Por fim abordamos Teresinha. Esta tem em sua trajetória de vida a manifestação explícita do determinismo positivista. Sua infância, em companhia do pai, é totalmente determinada pelo contexto do meio em que vive. Na fazenda ela sai montada a cavalo e indo vaqueirar o gado em companhia do pai e dos outros vaqueiros. Uma convivência que influencia até mesmo seu modo de montar, escanchada feito homem. Depois, ao ir viver com seu primeiro marido sua vida passa a ser de uma retirante acompanhando-o na eterna busca de melhora. Nesta fase, Teresinha se acostuma ao modo de vida em que está e mesmo com algumas saudades da vida abastarda que tinha com sua família ela aceita o seu fado. Após a morte do esposo ela passa a ter uma vida de mendigagem até encontrar o segundo homem de sua vida. Esse período de vida com seu segundo companheiro ela é vítima de violência sexual, física e simbólica, mas mesmo vivendo sob essas condições não há vontade em abandona-lo e ela asujeita-se de tal forma que chega a ter saudades dessa vida no futuro.
Seqüencialmente Teresinha é carrega por outro homem que viria a ser seu terceiro companheiro. Este a coloca em um local afastado do mundo social reservando-a ao seu desfrute quando bem entendesse. Contudo, mais uma vez não há resistência, não é permitido rejeição para com seu carma. Quando o desejo por ela acaba seu companheiro a abandona ao acaso e o destino dela é de continuar sua vida como uma retirante, como um "farrapo de gente" em busca do pão da sobrevivência. Sua aceitação é mais uma vez presente e ela se acostuma a morar de qualquer maneira e viver sem expectativas de melhorias e de mudança de vida.

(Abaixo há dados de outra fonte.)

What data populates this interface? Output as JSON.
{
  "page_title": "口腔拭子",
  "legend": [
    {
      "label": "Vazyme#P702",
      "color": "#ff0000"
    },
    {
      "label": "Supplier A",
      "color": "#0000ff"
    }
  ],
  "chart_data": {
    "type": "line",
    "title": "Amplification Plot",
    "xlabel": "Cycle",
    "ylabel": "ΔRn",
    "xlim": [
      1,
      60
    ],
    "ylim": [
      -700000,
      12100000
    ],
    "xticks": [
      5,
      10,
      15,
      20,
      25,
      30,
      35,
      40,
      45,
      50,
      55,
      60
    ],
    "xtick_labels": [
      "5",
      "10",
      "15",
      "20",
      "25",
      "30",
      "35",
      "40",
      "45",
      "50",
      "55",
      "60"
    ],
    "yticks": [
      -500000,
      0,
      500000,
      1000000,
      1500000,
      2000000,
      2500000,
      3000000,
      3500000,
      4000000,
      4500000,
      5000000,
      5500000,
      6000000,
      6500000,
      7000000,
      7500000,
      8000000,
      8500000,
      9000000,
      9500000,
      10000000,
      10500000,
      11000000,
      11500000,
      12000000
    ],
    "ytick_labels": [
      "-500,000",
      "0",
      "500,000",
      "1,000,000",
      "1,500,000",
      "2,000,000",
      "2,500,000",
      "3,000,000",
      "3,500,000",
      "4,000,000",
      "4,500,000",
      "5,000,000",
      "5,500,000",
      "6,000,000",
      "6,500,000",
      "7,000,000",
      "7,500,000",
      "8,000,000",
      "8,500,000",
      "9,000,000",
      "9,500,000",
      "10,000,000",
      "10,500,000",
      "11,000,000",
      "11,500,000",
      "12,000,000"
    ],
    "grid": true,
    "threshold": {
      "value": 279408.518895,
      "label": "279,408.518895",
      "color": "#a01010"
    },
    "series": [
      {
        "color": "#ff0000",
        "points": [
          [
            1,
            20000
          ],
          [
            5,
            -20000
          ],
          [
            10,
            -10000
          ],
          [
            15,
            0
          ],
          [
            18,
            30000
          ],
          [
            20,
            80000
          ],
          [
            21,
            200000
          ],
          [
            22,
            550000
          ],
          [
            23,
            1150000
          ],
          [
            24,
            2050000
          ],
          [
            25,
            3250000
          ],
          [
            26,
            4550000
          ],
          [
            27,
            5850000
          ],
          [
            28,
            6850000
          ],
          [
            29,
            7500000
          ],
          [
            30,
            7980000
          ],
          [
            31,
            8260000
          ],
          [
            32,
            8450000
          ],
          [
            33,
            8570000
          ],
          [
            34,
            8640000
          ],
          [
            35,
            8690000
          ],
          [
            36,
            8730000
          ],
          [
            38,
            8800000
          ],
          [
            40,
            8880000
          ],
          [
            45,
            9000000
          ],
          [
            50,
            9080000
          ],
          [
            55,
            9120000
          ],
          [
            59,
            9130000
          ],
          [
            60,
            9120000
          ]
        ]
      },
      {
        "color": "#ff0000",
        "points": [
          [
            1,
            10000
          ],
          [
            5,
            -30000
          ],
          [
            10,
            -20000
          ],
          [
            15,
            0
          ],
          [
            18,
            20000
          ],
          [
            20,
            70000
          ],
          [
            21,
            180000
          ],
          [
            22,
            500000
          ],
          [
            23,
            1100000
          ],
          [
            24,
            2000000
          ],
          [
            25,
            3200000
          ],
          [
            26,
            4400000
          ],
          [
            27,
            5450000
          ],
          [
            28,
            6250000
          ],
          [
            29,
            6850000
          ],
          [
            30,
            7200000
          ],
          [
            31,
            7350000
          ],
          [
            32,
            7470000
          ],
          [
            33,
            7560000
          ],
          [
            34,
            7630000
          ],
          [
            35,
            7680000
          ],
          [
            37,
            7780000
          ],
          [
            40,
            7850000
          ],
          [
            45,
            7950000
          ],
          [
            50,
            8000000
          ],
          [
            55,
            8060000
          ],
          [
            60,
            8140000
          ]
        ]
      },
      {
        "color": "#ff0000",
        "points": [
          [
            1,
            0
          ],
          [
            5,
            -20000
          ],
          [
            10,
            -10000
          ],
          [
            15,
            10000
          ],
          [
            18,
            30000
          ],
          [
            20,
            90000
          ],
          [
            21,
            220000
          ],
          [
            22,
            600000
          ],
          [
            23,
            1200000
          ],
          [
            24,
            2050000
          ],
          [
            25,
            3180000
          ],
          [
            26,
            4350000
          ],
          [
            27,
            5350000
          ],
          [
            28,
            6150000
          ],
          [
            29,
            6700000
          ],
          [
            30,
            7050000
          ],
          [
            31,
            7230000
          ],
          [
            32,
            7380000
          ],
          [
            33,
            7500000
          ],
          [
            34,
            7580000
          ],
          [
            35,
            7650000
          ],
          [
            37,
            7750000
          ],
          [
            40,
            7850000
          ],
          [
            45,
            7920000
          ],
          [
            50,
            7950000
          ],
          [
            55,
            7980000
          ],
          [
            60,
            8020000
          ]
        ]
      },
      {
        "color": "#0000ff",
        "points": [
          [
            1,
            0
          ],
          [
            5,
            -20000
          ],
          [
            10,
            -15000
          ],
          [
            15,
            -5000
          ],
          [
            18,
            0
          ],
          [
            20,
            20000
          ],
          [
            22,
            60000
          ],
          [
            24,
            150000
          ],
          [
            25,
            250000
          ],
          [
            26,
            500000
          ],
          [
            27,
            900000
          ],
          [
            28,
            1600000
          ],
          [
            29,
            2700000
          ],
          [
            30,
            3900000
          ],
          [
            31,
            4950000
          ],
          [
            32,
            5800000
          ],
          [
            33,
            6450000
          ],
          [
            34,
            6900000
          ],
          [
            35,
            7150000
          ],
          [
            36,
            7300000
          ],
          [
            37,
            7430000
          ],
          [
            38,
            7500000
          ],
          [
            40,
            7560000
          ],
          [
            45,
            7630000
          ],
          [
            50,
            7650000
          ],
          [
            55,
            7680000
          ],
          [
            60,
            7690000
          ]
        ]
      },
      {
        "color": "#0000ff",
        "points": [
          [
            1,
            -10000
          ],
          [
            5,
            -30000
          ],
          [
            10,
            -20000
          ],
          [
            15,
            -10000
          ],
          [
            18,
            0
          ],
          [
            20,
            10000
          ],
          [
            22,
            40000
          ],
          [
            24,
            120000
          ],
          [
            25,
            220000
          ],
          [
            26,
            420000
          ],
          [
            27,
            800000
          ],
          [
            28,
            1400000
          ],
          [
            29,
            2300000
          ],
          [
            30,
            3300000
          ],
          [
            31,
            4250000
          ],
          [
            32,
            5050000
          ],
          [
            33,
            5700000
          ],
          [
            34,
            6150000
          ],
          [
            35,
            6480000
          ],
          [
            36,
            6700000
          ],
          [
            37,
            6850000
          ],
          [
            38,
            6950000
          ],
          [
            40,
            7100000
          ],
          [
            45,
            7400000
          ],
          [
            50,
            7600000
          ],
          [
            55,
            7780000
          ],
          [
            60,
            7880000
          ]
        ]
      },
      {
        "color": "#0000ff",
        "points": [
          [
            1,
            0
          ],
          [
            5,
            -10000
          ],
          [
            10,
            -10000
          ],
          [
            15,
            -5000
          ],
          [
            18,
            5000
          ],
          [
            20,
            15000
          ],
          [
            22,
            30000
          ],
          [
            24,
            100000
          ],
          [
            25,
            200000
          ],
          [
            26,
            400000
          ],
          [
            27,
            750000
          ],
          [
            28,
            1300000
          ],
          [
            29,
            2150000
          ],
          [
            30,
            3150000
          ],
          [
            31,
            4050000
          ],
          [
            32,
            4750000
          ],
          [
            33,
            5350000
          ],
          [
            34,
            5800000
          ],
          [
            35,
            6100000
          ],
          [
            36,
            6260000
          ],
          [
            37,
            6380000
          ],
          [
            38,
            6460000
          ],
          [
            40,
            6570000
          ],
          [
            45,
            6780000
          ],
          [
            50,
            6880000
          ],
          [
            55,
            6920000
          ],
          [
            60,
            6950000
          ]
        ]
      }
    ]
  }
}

Portanto, ao visualizamos a vida dos personagens analisados em seus acontecimentos e em suas reações a estes vem à luz a atuação do determinismo e do positivismo. Os reflexos dessas teorias nas trajetórias das personagens de age de tal forma a conceberem suas rotas de forma imutável, sem qualquer possibilidade de alteração e/ou de rejeição de seu destino. É sempre mantida a sujeição dessas personagens às forças sociais e biológicas conduzindo-as a aceitarem e a agirem de acordo com as regras desses organismos.
REFERÊNCIAS BIBLIOGRÁFICAS
OLÍMPIO, Domingos. Luzia-Homem.
COMTE, Augusto. Discurso sobre o espírito positivo. São Paulo: Ed. Escala, 2005. (Coleção Grandes Obras do Pensamento Universal – 30).